As they were leaving for the summer, little did MAST students know that the same fish they saw at the end of last year would not be the same fish they saw this year. Over the summer, temperatures in the school reached over 100 degrees Fahrenheit, warping the lab table in Chemistry teacher Alain Wurmser’s classroom, causing it to tilt.
When Marine Science teacher Christina Walker discovered this, she immediately thought about the two fish tanks in English teacher Stella Crespo’s and World History teacher Calvin Webb’s classrooms, two rooms that were notorious for being warm despite the air conditioning.

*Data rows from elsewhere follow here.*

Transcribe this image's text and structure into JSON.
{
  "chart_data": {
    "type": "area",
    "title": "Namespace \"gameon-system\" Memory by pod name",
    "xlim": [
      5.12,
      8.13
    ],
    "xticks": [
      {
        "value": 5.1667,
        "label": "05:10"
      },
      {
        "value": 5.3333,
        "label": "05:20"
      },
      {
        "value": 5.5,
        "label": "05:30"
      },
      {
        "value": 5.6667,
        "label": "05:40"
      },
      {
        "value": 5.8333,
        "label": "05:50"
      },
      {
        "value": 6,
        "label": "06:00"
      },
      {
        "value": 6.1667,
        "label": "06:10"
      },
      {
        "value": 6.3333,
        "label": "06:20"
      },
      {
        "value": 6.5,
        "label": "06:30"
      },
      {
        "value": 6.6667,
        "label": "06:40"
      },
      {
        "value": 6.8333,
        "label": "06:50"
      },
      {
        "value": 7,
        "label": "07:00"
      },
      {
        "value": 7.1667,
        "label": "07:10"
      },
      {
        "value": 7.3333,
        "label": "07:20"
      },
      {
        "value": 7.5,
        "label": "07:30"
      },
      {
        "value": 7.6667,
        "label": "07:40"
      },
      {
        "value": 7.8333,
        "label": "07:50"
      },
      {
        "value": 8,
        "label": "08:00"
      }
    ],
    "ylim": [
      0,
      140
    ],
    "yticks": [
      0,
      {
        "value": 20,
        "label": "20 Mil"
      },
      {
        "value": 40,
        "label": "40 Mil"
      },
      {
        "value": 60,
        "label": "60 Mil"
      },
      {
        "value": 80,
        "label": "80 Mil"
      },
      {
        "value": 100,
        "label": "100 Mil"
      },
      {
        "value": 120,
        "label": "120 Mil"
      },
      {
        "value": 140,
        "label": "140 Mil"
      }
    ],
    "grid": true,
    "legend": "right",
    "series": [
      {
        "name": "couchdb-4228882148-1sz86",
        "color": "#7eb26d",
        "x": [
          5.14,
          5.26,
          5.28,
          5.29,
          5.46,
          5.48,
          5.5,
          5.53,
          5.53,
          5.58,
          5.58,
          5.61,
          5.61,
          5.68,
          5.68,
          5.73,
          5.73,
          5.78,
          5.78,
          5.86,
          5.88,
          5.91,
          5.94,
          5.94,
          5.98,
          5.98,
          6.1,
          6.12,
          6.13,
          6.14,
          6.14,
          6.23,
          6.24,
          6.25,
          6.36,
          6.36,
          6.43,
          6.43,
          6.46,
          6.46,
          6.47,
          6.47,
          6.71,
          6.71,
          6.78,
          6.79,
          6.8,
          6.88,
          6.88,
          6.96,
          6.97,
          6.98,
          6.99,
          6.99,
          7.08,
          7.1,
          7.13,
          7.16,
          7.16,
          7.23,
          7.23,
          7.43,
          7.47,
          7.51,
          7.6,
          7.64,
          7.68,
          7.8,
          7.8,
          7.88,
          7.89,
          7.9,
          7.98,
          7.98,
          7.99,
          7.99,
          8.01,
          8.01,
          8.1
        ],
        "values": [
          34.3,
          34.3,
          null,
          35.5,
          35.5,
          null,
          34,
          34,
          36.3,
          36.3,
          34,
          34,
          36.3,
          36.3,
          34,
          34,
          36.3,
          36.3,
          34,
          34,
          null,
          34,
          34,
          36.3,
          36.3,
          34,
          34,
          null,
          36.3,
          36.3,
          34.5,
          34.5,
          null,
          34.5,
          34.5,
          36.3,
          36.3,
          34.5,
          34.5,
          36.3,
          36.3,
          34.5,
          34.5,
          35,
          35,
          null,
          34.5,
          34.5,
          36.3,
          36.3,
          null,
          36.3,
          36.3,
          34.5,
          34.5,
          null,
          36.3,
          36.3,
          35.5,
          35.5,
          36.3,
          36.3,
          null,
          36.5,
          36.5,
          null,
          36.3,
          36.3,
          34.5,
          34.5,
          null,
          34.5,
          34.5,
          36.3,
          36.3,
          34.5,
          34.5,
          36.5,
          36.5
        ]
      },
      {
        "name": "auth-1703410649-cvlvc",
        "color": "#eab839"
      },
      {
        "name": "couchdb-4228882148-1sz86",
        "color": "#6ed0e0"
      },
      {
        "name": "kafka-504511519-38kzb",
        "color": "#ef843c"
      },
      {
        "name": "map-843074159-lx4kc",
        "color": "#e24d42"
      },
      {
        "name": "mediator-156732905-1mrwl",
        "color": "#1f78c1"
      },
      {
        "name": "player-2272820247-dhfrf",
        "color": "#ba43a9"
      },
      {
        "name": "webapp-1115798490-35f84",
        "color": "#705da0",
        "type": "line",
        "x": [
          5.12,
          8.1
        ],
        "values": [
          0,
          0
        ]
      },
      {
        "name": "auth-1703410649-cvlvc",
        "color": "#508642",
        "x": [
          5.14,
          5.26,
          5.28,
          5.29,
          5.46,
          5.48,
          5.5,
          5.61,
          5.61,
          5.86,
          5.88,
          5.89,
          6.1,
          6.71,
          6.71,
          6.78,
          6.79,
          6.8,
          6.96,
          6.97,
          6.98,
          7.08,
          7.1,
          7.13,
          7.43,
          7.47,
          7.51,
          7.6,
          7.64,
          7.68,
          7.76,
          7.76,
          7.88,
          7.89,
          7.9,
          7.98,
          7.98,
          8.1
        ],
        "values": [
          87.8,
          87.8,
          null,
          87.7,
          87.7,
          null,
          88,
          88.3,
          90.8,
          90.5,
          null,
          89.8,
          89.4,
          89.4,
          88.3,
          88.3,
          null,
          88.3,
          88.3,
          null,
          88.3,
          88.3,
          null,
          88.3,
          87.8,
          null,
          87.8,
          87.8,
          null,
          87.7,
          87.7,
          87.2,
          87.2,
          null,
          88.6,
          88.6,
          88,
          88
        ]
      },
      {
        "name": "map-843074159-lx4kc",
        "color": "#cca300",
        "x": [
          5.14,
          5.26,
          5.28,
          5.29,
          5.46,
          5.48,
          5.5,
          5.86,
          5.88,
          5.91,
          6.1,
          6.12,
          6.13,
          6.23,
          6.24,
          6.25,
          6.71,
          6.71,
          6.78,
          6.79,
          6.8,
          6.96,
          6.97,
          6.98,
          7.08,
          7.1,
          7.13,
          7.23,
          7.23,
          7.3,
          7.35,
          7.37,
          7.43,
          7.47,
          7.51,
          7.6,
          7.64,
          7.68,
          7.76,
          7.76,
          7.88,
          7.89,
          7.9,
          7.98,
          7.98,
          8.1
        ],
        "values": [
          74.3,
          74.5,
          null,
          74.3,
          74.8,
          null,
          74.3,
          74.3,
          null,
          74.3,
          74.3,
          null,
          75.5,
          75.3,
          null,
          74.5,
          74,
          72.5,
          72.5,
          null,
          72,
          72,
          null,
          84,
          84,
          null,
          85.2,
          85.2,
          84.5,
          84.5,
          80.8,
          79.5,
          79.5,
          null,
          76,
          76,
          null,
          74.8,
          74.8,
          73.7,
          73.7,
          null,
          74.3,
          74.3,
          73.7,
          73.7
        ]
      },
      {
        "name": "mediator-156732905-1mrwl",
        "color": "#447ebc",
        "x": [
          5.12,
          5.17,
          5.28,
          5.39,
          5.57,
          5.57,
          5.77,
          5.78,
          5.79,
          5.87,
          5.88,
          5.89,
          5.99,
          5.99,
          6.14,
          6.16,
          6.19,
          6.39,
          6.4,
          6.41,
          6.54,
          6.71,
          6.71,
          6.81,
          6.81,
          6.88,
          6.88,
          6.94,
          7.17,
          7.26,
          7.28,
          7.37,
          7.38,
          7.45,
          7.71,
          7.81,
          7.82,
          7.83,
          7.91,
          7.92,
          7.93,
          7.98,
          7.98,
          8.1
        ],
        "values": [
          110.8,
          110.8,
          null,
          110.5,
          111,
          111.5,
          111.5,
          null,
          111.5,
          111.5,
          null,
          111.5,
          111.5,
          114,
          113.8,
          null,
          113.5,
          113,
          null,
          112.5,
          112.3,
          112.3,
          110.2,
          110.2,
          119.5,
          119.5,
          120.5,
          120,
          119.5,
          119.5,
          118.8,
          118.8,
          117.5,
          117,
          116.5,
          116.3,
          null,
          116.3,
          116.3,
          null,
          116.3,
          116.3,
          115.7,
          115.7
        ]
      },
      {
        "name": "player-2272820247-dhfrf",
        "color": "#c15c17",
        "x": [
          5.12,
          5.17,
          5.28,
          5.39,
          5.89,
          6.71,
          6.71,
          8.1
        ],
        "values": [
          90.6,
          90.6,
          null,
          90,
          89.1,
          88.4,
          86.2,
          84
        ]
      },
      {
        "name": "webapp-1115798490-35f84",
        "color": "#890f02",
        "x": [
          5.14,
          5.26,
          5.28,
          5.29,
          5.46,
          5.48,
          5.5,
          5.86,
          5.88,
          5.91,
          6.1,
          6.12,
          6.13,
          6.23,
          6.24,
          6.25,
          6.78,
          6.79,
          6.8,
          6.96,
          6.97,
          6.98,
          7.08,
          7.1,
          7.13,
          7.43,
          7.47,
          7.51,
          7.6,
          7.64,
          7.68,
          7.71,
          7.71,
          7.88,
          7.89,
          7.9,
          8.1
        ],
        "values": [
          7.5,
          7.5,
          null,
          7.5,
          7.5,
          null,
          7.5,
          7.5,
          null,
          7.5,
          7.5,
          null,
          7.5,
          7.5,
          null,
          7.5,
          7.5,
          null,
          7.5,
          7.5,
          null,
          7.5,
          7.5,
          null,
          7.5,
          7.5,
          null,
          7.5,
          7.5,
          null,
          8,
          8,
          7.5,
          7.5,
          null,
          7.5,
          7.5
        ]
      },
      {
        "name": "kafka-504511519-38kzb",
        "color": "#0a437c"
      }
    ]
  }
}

It is a general rule of thumb that fish need to be in an environment between 75 to 77 degrees Fahrenheit in order to survive. If Walker had not noticed the temperature change in MAST, all the fish would have been dead on the spot.
Luckily Walker was able to find them new homes, and they are swimming safe and sound with their new owners. During the beginning of the new school year, Walker, her interns, and The Ocean Conservation Club members worked on restoring the fish tanks.
English teacher Lindsey Peters-Jorge has received a fish tank with plenty of goldfish swimming freely. Physical Education teacher Ruth Gutierrez has mentioned that she would like a fish tank as well, so Walker and her interns are currently working on setting one up for her.
Freshman Gabriella Suarez’s parents donated a fish tank that will be placed near Assistant Principal Dr. Maggie Rodriguez’s Office. Walker and her interns are currently setting up this tank.
What would MAST be if it weren’t for the fish tanks around the school? The fish tanks are a constant reminder to the students and staff members that our school is unique for its marine theme.
There aren’t many schools unique as ours. So look around the school for the new members of the MAST community.